There's also the question of risk. We all know that a business takes a risk when they hire someone new, but heretofore that risk was mitigated because the employee came with board certification, which gave the practice reasonable assurances regarding his competence. Now, practices are forced to hire people who, at least in theory, may never become board-certified (and in PP radiology, that's a show stopper). So, if you're going to have to dismiss someone due board failure, then it is much safer to hire the fellowship-trained guy for 4 months than the general rads for 16 months, having "wasted" a whole year's worth of resources on the latter.

A semantics issue: for specialties that become boarded after residency, is it really correct to refer to yourself as BE while still in training? My thinking is that successful completion of residency is a requirement for BC, so until you've checked that block, then you're not BE.

so you guys can't bill and get reimbursed by insurance and medicare/aid by just being BE? That would suck....
 
so you guys can't bill and get reimbursed by insurance and medicare/aid by just being BE? That would suck....

I'm having a hard time seeing how you drew that conclusion, but I'm fairly certain that BE physicians can still bill. Otherwise, freshly trained docs wouldn't get paid. I would think that some insurance companies reimburse less for work done by someone who is BE as compared to BC, but many physicians right out of training are employees or salaried, so they may not realize that they get paid less per unit work performed.

Regarding privileges, I would think that a hospital's credentialing office would be able to distinguish between someone who is BE because they can't pass or won't try to pass their boards as opposed to someone who is on schedule to be BC.
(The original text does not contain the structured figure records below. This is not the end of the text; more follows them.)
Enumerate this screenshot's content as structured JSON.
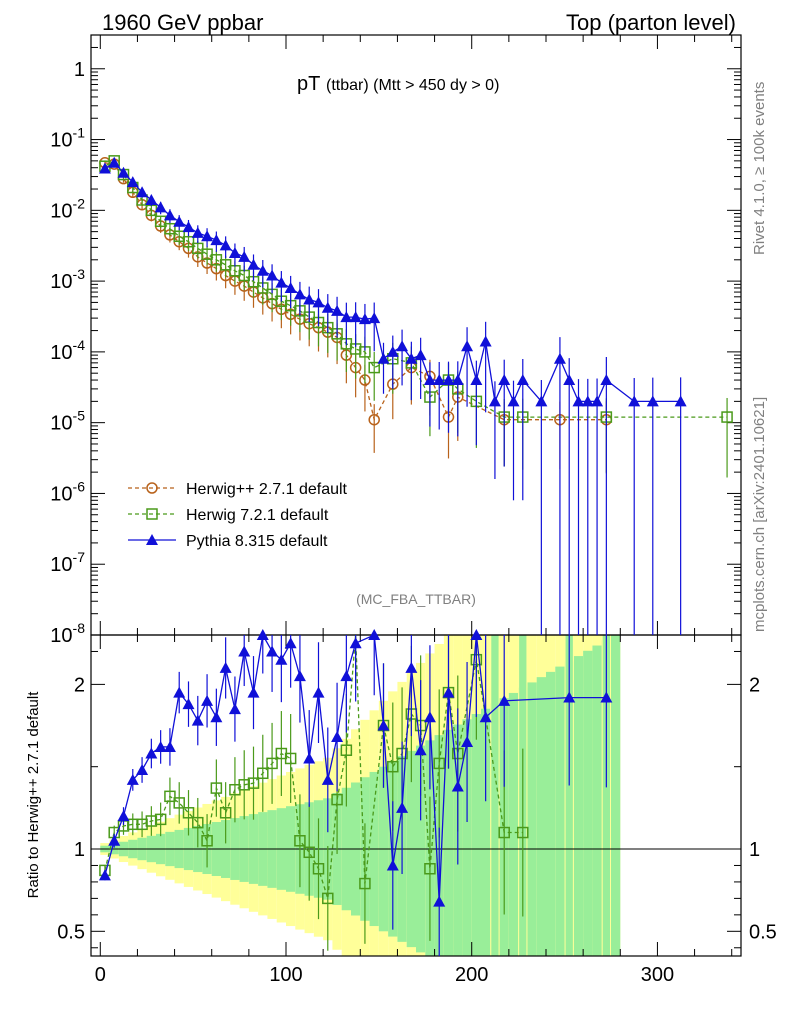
{
  "header": {
    "energy": "1960 GeV ppbar",
    "process": "Top (parton level)"
  },
  "side": {
    "version": "Rivet 4.1.0, ≥ 100k events",
    "source": "mcplots.cern.ch [arXiv:2401.10621]"
  },
  "chart_data": {
    "type": "line",
    "title_main": "pT",
    "title_sub": "(ttbar) (Mtt > 450 dy > 0)",
    "analysis": "(MC_FBA_TTBAR)",
    "xlim": [
      -5,
      345
    ],
    "ylim_top": [
      1e-08,
      3
    ],
    "ylim_ratio": [
      0.35,
      2.3
    ],
    "ylabel_ratio": "Ratio to Herwig++ 2.7.1 default",
    "x_ticks": [
      "0",
      "100",
      "200",
      "300"
    ],
    "y_ticks_top": [
      "10^-8",
      "10^-7",
      "10^-6",
      "10^-5",
      "10^-4",
      "10^-3",
      "10^-2",
      "10^-1",
      "1"
    ],
    "y_ticks_ratio": [
      "0.5",
      "1",
      "2"
    ],
    "legend": [
      "Herwig++ 2.7.1 default",
      "Herwig 7.2.1 default",
      "Pythia 8.315 default"
    ],
    "series": [
      {
        "name": "Herwig++ 2.7.1 default",
        "color": "#b8621b",
        "marker": "circle",
        "x": [
          2.5,
          7.5,
          12.5,
          17.5,
          22.5,
          27.5,
          32.5,
          37.5,
          42.5,
          47.5,
          52.5,
          57.5,
          62.5,
          67.5,
          72.5,
          77.5,
          82.5,
          87.5,
          92.5,
          97.5,
          102.5,
          107.5,
          112.5,
          117.5,
          122.5,
          127.5,
          132.5,
          137.5,
          142.5,
          147.5,
          157.5,
          167.5,
          177.5,
          187.5,
          192.5,
          217.5,
          247.5,
          272.5
        ],
        "y": [
          0.047,
          0.045,
          0.028,
          0.018,
          0.012,
          0.0085,
          0.006,
          0.0045,
          0.0036,
          0.0029,
          0.0022,
          0.0018,
          0.0015,
          0.0012,
          0.001,
          0.00085,
          0.0007,
          0.00058,
          0.00048,
          0.0004,
          0.00034,
          0.00029,
          0.00025,
          0.00022,
          0.00019,
          0.00016,
          9e-05,
          6e-05,
          4e-05,
          1.1e-05,
          3.5e-05,
          6e-05,
          4.5e-05,
          1.2e-05,
          2.3e-05,
          1.1e-05,
          1.1e-05,
          1.1e-05
        ]
      },
      {
        "name": "Herwig 7.2.1 default",
        "color": "#4a9a1a",
        "marker": "square",
        "x": [
          2.5,
          7.5,
          12.5,
          17.5,
          22.5,
          27.5,
          32.5,
          37.5,
          42.5,
          47.5,
          52.5,
          57.5,
          62.5,
          67.5,
          72.5,
          77.5,
          82.5,
          87.5,
          92.5,
          97.5,
          102.5,
          107.5,
          112.5,
          117.5,
          122.5,
          127.5,
          132.5,
          137.5,
          142.5,
          147.5,
          157.5,
          167.5,
          177.5,
          187.5,
          192.5,
          202.5,
          217.5,
          227.5,
          272.5,
          337.5
        ],
        "y": [
          0.042,
          0.05,
          0.032,
          0.021,
          0.014,
          0.01,
          0.007,
          0.0055,
          0.0043,
          0.0036,
          0.0029,
          0.0024,
          0.002,
          0.0017,
          0.0014,
          0.0012,
          0.00098,
          0.0008,
          0.00065,
          0.00052,
          0.00045,
          0.00038,
          0.00031,
          0.00026,
          0.00022,
          0.00018,
          0.00013,
          0.00011,
          0.0001,
          6e-05,
          8e-05,
          7e-05,
          2.3e-05,
          4e-05,
          3e-05,
          2e-05,
          1.2e-05,
          1.2e-05,
          1.2e-05,
          1.2e-05
        ]
      },
      {
        "name": "Pythia 8.315 default",
        "color": "#1010d8",
        "marker": "triangle",
        "x": [
          2.5,
          7.5,
          12.5,
          17.5,
          22.5,
          27.5,
          32.5,
          37.5,
          42.5,
          47.5,
          52.5,
          57.5,
          62.5,
          67.5,
          72.5,
          77.5,
          82.5,
          87.5,
          92.5,
          97.5,
          102.5,
          107.5,
          112.5,
          117.5,
          122.5,
          127.5,
          132.5,
          137.5,
          142.5,
          147.5,
          152.5,
          157.5,
          162.5,
          167.5,
          172.5,
          177.5,
          182.5,
          187.5,
          192.5,
          197.5,
          202.5,
          207.5,
          212.5,
          217.5,
          222.5,
          227.5,
          237.5,
          247.5,
          252.5,
          257.5,
          262.5,
          267.5,
          272.5,
          287.5,
          297.5,
          312.5
        ],
        "y": [
          0.039,
          0.047,
          0.034,
          0.025,
          0.018,
          0.014,
          0.011,
          0.0085,
          0.0069,
          0.0058,
          0.0048,
          0.0043,
          0.0038,
          0.0032,
          0.0025,
          0.0022,
          0.0017,
          0.0014,
          0.0012,
          0.00095,
          0.0008,
          0.00065,
          0.00055,
          0.0005,
          0.00042,
          0.00038,
          0.00031,
          0.00031,
          0.00029,
          0.0003,
          8e-05,
          0.0001,
          0.00012,
          8e-05,
          9e-05,
          4e-05,
          4e-05,
          4e-05,
          4e-05,
          0.00012,
          4e-05,
          0.00014,
          2e-05,
          4e-05,
          2e-05,
          4e-05,
          2e-05,
          8e-05,
          4e-05,
          2e-05,
          2e-05,
          2e-05,
          4e-05,
          2e-05,
          2e-05,
          2e-05
        ]
      }
    ],
    "ratio_series": [
      {
        "name": "Herwig 7.2.1 default",
        "x": [
          2.5,
          7.5,
          12.5,
          17.5,
          22.5,
          27.5,
          32.5,
          37.5,
          42.5,
          47.5,
          52.5,
          57.5,
          62.5,
          67.5,
          72.5,
          77.5,
          82.5,
          87.5,
          92.5,
          97.5,
          102.5,
          107.5,
          112.5,
          117.5,
          122.5,
          127.5,
          132.5,
          137.5,
          142.5,
          152.5,
          157.5,
          162.5,
          167.5,
          172.5,
          177.5,
          182.5,
          187.5,
          192.5,
          202.5,
          217.5,
          227.5
        ],
        "y": [
          0.87,
          1.1,
          1.14,
          1.15,
          1.15,
          1.17,
          1.18,
          1.32,
          1.28,
          1.22,
          1.16,
          1.05,
          1.37,
          1.22,
          1.36,
          1.39,
          1.4,
          1.46,
          1.52,
          1.58,
          1.55,
          1.05,
          0.98,
          0.88,
          0.7,
          1.3,
          1.6,
          2.33,
          0.79,
          1.75,
          1.5,
          1.58,
          1.82,
          1.75,
          0.88,
          1.52,
          1.95,
          1.58,
          2.15,
          1.1,
          1.1
        ]
      },
      {
        "name": "Pythia 8.315 default",
        "x": [
          2.5,
          7.5,
          12.5,
          17.5,
          22.5,
          27.5,
          32.5,
          37.5,
          42.5,
          47.5,
          52.5,
          57.5,
          62.5,
          67.5,
          72.5,
          77.5,
          82.5,
          87.5,
          92.5,
          97.5,
          102.5,
          107.5,
          112.5,
          117.5,
          122.5,
          127.5,
          132.5,
          137.5,
          147.5,
          152.5,
          157.5,
          162.5,
          167.5,
          172.5,
          177.5,
          182.5,
          187.5,
          192.5,
          197.5,
          202.5,
          207.5,
          217.5,
          252.5,
          272.5
        ],
        "y": [
          0.84,
          1.05,
          1.2,
          1.42,
          1.48,
          1.58,
          1.62,
          1.62,
          1.95,
          1.88,
          1.78,
          1.9,
          1.8,
          2.1,
          1.85,
          2.2,
          1.95,
          2.3,
          2.2,
          2.15,
          2.25,
          2.05,
          1.55,
          1.95,
          1.42,
          1.68,
          2.05,
          2.25,
          2.3,
          1.75,
          0.9,
          1.25,
          2.1,
          1.6,
          1.8,
          0.68,
          1.95,
          1.38,
          1.65,
          2.3,
          1.8,
          1.9,
          1.92,
          1.92
        ]
      }
    ]
  }
}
The real problem, and it's only a near and intermediate term issue, is the competitive nature of the radiology marketplace. Good practices want to be able to advertise that all of their radiologists are board-certified and X% are fellowship-trained. Heretofore they've been able to do that easily because radiologists were either certified at the end of residency or before fellowship ended, but they won't be able to do that truthfully for the 4 months after they hire a new radiologist out of fellowship. My suspicion is that partners will be hesitant to make those hires initially, but then - eventually - they'll realize that the only people available to hire are BE radiologists.
 
I'm having a hard time seeing how you drew that conclusion, but I'm fairly certain that BE physicians can still bill. Otherwise, freshly trained docs wouldn't get paid. I would think that some insurance companies reimburse less for work done by someone who is BE as compared to BC, but many physicians right out of training are employees or salaried, so they may not realize that they get paid less per unit work performed.

Regarding privileges, I would think that a hospital's credentialing office would be able to distinguish between someone who is BE because they can't pass or won't try to pass their boards as opposed to someone who is on schedule to be BC.

The real problem, and it's only a near and intermediate term issue, is the competitive nature of the radiology marketplace. Good practices want to be able to advertise that all of their radiologists are board-certified and X% are fellowship-trained. Heretofore they've been able to do that easily because radiologists were either certified at the end of residency or before fellowship ended, but they won't be able to do that truthfully for the 4 months after they hire a new radiologist out of fellowship. My suspicion is that partners will be hesitant to make those hires initially, but then - eventually - they'll realize that the only people available to hire are BE radiologists.

Agree.

The first two or three class have to compete with people in the old system. But once the system becomes established, it will become routine to hire BE.